Like a cardboard box.
It represented a confluence of inspiration and desperation. Suzuki had unexpectedly pulled out of GP racing, one year after Honda’s new two-stroke had ended their now venerable square-four RG500 engine’s six-year domination of the constructors’ championship.
With rider Randy Mamola snapped up by Honda, it left his (and Barry Sheene’s) old Heron Suzuki team with nothing much to do.
Several people were crucial to what happened next. Riders of course: it would launch the GP careers of Rob McElnea and Niall Mackenzie.
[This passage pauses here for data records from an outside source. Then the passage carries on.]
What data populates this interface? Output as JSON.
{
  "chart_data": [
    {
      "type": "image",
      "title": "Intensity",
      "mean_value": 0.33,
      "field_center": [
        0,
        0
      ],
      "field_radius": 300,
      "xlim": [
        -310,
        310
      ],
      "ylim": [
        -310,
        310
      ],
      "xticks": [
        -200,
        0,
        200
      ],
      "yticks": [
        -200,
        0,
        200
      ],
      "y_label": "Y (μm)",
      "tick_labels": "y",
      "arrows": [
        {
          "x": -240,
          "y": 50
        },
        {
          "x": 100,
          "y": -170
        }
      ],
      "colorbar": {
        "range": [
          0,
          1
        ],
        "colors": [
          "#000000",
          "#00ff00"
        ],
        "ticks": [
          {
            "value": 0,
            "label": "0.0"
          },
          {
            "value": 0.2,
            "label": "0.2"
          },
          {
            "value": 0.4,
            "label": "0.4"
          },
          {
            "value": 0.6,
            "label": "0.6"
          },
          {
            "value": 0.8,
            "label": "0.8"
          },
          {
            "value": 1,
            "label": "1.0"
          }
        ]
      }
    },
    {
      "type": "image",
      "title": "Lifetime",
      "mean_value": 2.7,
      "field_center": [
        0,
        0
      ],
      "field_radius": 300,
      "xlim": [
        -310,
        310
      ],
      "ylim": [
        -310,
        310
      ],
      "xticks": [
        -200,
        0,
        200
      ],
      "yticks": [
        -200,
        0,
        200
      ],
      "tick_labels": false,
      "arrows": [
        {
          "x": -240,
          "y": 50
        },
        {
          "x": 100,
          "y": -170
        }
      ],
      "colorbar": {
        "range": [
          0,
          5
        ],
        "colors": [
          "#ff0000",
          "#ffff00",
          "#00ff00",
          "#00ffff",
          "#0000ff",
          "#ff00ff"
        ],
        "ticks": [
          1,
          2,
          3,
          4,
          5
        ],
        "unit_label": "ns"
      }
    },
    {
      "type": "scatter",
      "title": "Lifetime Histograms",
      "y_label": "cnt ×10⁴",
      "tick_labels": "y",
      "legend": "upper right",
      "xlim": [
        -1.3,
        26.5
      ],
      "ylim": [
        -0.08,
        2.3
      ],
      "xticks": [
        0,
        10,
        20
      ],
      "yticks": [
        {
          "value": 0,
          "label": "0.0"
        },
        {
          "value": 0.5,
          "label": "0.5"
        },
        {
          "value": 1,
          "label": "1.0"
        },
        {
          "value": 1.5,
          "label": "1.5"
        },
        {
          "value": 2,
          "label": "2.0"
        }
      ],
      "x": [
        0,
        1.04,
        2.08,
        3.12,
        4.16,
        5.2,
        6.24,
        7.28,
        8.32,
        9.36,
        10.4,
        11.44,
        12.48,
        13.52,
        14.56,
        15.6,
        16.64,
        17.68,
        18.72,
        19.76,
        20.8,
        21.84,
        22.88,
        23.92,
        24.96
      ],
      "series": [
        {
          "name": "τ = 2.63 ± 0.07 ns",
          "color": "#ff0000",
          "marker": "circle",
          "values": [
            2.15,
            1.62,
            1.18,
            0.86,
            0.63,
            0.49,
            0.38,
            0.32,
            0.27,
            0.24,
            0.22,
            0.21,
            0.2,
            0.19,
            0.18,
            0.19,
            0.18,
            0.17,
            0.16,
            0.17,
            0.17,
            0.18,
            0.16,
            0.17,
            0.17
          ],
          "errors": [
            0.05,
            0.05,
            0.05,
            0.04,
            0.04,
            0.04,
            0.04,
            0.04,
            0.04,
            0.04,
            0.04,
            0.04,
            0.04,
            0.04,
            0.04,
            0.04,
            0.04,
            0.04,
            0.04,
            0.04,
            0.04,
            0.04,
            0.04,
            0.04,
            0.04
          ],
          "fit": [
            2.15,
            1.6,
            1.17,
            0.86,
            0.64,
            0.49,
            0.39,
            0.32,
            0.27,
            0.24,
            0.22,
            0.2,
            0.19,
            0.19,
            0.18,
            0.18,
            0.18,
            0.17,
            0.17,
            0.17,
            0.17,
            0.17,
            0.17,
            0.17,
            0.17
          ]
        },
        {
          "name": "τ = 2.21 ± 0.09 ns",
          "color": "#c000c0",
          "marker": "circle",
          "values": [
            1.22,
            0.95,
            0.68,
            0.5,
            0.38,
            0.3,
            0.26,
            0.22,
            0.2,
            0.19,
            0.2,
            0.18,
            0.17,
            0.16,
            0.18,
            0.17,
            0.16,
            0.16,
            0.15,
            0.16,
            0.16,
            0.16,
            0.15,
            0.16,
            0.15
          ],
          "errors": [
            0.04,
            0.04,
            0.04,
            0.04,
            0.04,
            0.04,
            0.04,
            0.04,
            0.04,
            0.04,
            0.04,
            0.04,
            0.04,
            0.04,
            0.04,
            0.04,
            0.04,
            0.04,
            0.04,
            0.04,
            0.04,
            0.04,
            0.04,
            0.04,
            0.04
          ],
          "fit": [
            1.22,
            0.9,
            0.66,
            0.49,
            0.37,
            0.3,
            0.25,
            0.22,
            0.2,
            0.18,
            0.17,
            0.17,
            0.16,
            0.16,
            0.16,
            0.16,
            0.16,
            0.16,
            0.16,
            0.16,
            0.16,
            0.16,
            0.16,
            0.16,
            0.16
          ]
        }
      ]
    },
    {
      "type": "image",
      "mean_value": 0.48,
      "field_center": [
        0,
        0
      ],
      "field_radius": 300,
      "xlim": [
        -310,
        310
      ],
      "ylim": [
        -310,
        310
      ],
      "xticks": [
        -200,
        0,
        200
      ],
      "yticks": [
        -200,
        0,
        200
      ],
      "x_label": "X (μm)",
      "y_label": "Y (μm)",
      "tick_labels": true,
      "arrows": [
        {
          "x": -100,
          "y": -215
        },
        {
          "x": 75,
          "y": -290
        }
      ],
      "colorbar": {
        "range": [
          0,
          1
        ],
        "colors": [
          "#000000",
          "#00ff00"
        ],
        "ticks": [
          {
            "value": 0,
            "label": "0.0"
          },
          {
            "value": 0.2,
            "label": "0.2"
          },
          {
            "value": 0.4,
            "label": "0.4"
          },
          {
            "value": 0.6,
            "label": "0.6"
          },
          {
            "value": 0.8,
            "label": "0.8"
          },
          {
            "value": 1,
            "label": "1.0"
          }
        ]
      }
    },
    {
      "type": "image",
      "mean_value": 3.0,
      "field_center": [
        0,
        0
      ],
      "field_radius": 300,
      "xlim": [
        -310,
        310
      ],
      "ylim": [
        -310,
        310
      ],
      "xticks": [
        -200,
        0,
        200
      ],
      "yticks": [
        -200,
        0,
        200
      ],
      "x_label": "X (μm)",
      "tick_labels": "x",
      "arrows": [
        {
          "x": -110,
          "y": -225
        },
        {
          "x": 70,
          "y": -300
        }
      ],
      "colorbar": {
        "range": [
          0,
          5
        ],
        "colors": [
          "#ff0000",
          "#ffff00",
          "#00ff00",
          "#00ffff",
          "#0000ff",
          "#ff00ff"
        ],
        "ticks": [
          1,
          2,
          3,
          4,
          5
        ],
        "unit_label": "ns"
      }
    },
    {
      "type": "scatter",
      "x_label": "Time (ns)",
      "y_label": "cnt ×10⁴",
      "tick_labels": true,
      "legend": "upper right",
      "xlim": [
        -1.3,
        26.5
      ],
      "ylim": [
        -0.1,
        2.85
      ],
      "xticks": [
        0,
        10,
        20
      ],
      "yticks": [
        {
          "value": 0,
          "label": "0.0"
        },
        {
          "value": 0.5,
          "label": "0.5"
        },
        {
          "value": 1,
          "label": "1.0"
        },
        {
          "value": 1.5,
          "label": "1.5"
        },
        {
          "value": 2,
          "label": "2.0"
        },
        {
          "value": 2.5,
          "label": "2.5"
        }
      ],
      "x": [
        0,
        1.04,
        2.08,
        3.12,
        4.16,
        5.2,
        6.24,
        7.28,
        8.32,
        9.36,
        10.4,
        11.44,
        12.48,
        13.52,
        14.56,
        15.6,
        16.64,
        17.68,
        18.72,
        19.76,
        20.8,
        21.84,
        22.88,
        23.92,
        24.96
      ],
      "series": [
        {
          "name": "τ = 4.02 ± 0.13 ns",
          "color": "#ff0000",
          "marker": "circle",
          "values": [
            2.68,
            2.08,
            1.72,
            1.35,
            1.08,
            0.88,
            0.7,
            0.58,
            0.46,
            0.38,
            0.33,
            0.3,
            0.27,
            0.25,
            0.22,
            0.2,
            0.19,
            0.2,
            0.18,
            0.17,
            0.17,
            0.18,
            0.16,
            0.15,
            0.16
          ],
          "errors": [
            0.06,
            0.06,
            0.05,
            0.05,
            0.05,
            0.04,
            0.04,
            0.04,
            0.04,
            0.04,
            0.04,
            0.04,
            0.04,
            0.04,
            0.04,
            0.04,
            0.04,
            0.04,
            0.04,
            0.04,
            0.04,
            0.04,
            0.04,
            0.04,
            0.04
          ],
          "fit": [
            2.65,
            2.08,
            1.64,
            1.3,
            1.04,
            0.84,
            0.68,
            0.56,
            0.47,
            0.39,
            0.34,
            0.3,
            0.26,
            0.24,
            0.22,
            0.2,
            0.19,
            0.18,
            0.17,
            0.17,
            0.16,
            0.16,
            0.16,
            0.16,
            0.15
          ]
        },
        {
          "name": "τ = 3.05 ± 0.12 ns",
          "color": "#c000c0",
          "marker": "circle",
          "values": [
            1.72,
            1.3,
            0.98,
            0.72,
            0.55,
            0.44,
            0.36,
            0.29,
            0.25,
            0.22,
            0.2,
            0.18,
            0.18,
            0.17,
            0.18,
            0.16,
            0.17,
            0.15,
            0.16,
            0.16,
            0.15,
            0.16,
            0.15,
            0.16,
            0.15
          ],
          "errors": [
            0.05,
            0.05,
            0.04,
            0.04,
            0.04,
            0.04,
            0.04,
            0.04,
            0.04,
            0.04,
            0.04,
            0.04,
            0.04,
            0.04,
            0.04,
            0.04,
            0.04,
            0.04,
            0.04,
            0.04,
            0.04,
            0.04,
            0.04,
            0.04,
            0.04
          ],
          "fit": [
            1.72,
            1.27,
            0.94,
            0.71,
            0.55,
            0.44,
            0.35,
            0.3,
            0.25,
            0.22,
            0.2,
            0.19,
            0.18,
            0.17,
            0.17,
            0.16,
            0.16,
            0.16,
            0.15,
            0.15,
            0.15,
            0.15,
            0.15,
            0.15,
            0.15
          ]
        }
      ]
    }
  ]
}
For Australian Paul Lewis it was a different kind of launch pad.
For Heron Suzuki director Dennis Rohan, it was a test of character and will, as he strove to convince the uninterested chairman and directors that racing was a worthwhile way of spending money.
For team manager Martyn Ogborne it was an inspiring project and nowadays part of a collection of unique racing memorabilia; for his successor GarryTaylor it was the start of a career that led to the factory team, and 500-class title wins with Kevin Schwantz and Kenny Roberts Jr.